Visualizing Data – are you exploring or explaining?
Posted on August 1, 2016
Earlier this year I wrote a rather cantankerous article on using data for visualizing a story that helps decision-making. Two months later I’m planning my blog series and realize I’ve never revisited and explored this important topic of data, answering questions with data, finding insights in your data, telling the story found within datasets, and generally influencing or supporting decision-making with data. Let’s dig in this month!
Two different purposes for visualizing data
Cole Nussbaumer Knaflic’s website and book “Storytelling with Data” is where I initially heard so cogently described the differences between exploratory analysis and explanatory communications. Cole goes on to discuss in detail her research and best practices for data visualizations for explanatory purposes.

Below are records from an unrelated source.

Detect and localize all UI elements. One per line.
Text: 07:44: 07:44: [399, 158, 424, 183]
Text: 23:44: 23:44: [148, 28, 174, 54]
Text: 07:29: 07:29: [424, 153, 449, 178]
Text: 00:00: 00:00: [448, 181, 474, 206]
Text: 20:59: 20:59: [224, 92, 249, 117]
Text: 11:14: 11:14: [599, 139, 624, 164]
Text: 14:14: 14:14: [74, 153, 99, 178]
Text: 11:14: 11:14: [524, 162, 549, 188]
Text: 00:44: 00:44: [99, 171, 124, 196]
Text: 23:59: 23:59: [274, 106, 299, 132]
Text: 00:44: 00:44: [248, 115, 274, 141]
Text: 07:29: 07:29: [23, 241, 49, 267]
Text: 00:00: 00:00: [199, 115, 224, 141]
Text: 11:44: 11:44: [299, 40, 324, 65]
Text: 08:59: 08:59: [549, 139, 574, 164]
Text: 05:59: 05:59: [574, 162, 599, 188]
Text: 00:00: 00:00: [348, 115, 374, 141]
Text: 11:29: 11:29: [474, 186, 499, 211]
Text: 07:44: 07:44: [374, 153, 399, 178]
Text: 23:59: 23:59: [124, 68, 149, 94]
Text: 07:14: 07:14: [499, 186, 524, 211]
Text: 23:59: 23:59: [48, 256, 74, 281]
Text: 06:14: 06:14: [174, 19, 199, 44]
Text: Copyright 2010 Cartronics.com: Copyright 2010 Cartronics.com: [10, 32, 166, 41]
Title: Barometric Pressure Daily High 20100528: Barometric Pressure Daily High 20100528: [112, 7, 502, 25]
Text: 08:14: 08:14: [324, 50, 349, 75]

We’ll get there too, but first we’ll cover the exploratory bit because… well, first you need to explore a dataset to figure out what it’s telling you in your context. Let’s begin with some definitions.
Exploration is the act of examination, to investigate the unknown. An exploratory analysis will use the data to investigate or examine it to find insights. What does the data telling you? Do you see patterns, differences or similarities, trends or randomness? What is the basis of the pattern or trend? Does it make sense across categories? Is it time-bound? Do you see unexpected or unusual points in the data? What were the conditions under which the data was acquired? Can the data be reproduced?
Explanation is used to make plain or clear, to render something intelligible or understandable. An explanatory analysis will use the data to show the insights learned during the exploratory analysis and make them clear and understandable to the desired audience. I distinguish the explanatory activities as communication instead of analysis. By the time you’re ready to communicate, the focus is on how best to clearly show the audience what you’ve learned. Whatever the purpose of your product, it’s job is to simply tell the story when words would otherwise be more cumbersome.
Using your data
Are you thinking about the purpose of your product when you’re working with data? Is it clear whether you have an exploratory purpose or an explanatory purpose? When you find yourself looking at a visual depiction of data, consider whether you’re searching for what it’s trying to tell you or whether you’re trying to tell others what you’ve already learned.